Understanding the word Nam as one’s wisest desire - to be in harmony and devotion to the Universal Law, gives the phrase NamMyohoRengeKyo a dimension manifesting the fusion of one’s own mind - with the reality of life.

Chanting to the Gohonzon - as an expression of Fusion of Reality and Wisdom

“The fact that we have the Buddha nature inherent within us, however, does not in itself mean that we actually achieved Buddhahood.

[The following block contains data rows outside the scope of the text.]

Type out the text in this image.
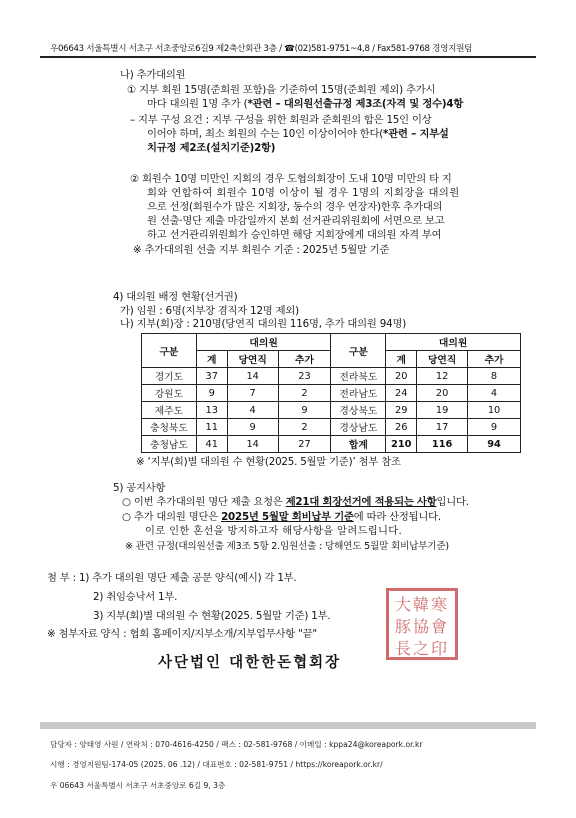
우06643 서울특별시 서초구 서초중앙로6길9 제2축산회관 3층 / ☎(02)581-9751~4,8 / Fax581-9768 경영지원팀
나) 추가대의원
① 지부 회원 15명(준회원 포함)을 기준하여 15명(준회원 제외) 추가시
마다 대의원 1명 추가 (*관련 – 대의원선출규정 제3조(자격 및 정수)4항
– 지부 구성 요건 : 지부 구성을 위한 회원과 준회원의 합은 15인 이상
이어야 하며, 최소 회원의 수는 10인 이상이어야 한다(*관련 – 지부설
치규정 제2조(설치기준)2항)
② 회원수 10명 미만인 지회의 경우 도협의회장이 도내 10명 미만의 타 지
회와 연합하여 회원수 10명 이상이 될 경우 1명의 지회장을 대의원
으로 선정(회원수가 많은 지회장, 동수의 경우 연장자)한후 추가대의
원 선출·명단 제출 마감일까지 본회 선거관리위원회에 서면으로 보고
하고 선거관리위원회가 승인하면 해당 지회장에게 대의원 자격 부여
※ 추가대의원 선출 지부 회원수 기준 : 2025년 5월말 기준
4) 대의원 배정 현황(선거권)
가) 임원 : 6명(지부장 겸직자 12명 제외)
나) 지부(회)장 : 210명(당연직 대의원 116명, 추가 대의원 94명)
구분	대의원			구분	대의원		
	계	당연직	추가		계	당연직	추가
경기도	37	14	23	전라북도	20	12	8
강원도	9	7	2	전라남도	24	20	4
제주도	13	4	9	경상북도	29	19	10
충청북도	11	9	2	경상남도	26	17	9
충청남도	41	14	27	합계	210	116	94
※ ‘지부(회)별 대의원 수 현황(2025. 5월말 기준)’ 첨부 참조
5) 공지사항
○ 이번 추가대의원 명단 제출 요청은 제21대 회장선거에 적용되는 사항입니다.
○ 추가 대의원 명단은 2025년 5월말 회비납부 기준에 따라 산정됩니다.
이로 인한 혼선을 방지하고자 해당사항을 알려드립니다.
※ 관련 규정(대의원선출 제3조 5항 2.임원선출 : 당해연도 5월말 회비납부기준)
첨 부 : 1) 추가 대의원 명단 제출 공문 양식(예시) 각 1부.
2) 취임승낙서 1부.
3) 지부(회)별 대의원 수 현황(2025. 5월말 기준) 1부.
※ 첨부자료 양식 : 협회 홈페이지/지부소개/지부업무사항 "끝"
사단법인 대한한돈협회장
大韓寒豚協會長之印
담당자 : 양태영 사원 / 연락처 : 070-4616-4250 / 팩스 : 02-581-9768 / 이메일 : kppa24@koreapork.or.kr
시행 : 경영지원팀-174-05 (2025. 06 .12) / 대표번호 : 02-581-9751 / https://koreapork.or.kr/
우 06643 서울특별시 서초구 서초중앙로 6길 9, 3층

We can awaken to this Buddha nature when our subjective wisdom completely fuses with the objective reality (the Law).

To make this possible for all, Nichiren embodied his own enlightenment (oneness of Person and Law) in an object of devotion called the Gohonzon, a scroll with the words Nam-Myoho-Renge-Kyo down the center in bold characters.

Today, ‘the Gohonzon’ corresponds to the object, while ‘our practice’ to the Gohonzon corresponds to the subject or subjective wisdom. When we chant Nam-Myoho-Renge-Kyo to the Gohonzon, the subject-object dichotomy dissolves, enabling us to fuse with the macrocosm. In that moment, we manifest the state of Buddhahood”.